Cardiac looping and the vertebrate left-right axis: antagonism of left-sided Vg1 activity by a right-sided ALK2-dependent BMP pathway.

The rightward looping of the primary heart tube is dependent upon upstream patterning events that establish the vertebrate left-right axis. In Xenopus, a left-sided Vg1 signaling pathway has been implicated in instructing cells to adopt a 'left-sided identity'; however, it is not known whether 'right-sided identity' is acquired by a default pathway or by antagonism of Vg1 signaling. Here, we propose that an antagonistic, BMP/ALK2/Smad-mediated signaling pathway is active on the right side of the Xenopus embryo. Truncated ALK2 receptor expression on the right side of the blastula elicits heart reversals and altered nodal expression. Consistent with these findings, constitutively active ALK2 (CA-ALK2) receptor expression on the left side of the blastula also elicits heart reversals and altered nodal expression.
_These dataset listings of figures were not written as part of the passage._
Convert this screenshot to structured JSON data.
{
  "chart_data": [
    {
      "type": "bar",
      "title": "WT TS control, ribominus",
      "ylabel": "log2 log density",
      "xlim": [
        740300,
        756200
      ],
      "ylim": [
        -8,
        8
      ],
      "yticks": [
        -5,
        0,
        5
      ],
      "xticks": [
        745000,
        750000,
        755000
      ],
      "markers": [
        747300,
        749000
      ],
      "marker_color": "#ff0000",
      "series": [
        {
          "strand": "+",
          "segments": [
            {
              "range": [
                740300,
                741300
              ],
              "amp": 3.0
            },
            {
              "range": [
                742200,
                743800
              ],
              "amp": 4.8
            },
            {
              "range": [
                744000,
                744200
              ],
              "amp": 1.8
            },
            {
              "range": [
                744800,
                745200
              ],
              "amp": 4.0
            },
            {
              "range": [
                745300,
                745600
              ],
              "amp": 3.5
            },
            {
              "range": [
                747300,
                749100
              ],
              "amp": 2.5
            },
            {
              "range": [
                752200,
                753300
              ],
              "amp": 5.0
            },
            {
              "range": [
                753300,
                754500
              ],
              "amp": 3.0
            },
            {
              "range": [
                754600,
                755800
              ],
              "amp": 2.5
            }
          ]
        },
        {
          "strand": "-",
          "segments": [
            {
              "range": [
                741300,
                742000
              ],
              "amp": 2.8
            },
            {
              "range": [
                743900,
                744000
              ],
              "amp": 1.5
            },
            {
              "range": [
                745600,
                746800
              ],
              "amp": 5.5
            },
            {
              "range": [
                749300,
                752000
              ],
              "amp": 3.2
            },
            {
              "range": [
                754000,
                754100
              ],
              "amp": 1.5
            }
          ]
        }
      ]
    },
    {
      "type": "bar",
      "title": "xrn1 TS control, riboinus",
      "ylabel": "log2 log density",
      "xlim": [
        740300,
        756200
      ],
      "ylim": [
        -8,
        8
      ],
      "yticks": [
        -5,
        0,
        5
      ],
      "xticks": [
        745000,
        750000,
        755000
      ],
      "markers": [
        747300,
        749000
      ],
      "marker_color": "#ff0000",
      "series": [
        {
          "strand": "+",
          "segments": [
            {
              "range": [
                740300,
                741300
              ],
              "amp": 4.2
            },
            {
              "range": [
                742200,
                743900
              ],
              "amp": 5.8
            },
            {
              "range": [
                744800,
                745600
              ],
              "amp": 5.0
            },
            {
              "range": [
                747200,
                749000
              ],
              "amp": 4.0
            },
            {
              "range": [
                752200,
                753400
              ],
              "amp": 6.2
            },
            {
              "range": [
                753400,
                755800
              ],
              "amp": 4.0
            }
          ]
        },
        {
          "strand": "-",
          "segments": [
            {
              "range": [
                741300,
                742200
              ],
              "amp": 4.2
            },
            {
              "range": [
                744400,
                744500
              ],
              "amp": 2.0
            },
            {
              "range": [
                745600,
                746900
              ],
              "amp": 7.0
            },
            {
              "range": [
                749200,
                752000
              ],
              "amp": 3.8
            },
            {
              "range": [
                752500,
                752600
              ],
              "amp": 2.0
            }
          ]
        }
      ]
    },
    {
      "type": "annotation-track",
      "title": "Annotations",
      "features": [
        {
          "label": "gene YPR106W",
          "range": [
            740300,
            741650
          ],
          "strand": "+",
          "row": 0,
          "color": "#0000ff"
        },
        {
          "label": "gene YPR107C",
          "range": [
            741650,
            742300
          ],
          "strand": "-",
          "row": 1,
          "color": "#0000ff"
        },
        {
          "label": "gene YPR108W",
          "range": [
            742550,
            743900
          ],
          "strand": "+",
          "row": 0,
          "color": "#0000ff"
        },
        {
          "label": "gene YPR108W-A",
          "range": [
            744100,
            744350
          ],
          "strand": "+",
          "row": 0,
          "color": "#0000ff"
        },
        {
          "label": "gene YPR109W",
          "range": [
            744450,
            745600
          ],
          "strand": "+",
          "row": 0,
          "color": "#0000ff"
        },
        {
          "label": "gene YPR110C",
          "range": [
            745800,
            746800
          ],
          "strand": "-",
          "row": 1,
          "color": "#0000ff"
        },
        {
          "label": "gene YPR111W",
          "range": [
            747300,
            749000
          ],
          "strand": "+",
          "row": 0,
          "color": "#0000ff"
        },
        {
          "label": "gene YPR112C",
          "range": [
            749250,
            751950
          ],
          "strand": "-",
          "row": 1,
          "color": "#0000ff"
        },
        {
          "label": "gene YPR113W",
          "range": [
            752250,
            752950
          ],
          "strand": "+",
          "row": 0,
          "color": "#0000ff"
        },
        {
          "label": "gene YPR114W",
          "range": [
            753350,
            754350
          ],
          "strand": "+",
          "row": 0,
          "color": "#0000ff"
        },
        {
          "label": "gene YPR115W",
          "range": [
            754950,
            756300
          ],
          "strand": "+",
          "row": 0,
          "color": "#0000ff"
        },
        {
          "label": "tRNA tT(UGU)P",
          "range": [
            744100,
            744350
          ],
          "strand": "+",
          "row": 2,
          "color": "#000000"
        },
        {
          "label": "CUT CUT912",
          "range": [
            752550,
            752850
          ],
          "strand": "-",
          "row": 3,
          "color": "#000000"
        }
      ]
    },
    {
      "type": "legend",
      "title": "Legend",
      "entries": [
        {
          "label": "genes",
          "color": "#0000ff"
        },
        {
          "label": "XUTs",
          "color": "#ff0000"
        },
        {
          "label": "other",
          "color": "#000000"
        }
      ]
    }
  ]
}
Coexpression of CA-ALK2 with mature Vg1 ligand results in predominantly left-sided nodal expression patterns and normal heart looping, demonstrating that the ALK2 pathway can 'rescue' left-right reversals that otherwise occur following right-sided misexpression of mature Vg1 ligand alone. Results with chimeric precursor proteins indicate that the mature domain of BMP ligands can mimic the ability of the ALK2 signaling pathway to antagonize the Vg1 pathway. Consistent with the observed antagonism between BMP and Vg1 ligands, left-sided ectopic expression of Xolloid results in heart reversals. Moreover, ectopic expression of Smad1 or Smad7 identified two downstream modulators of the BMP/ALK2 signaling pathway that also can regulate cardiac orientation. Collectively, these results define a BMP/ALK2-mediated pathway on the right side of the Xenopus embryo and, moreover, suggest that left-right patterning preceding cardiac morphogenesis involves the activation of two distinct and antagonistic, left- and right-sided TGF(beta)-related signaling pathways.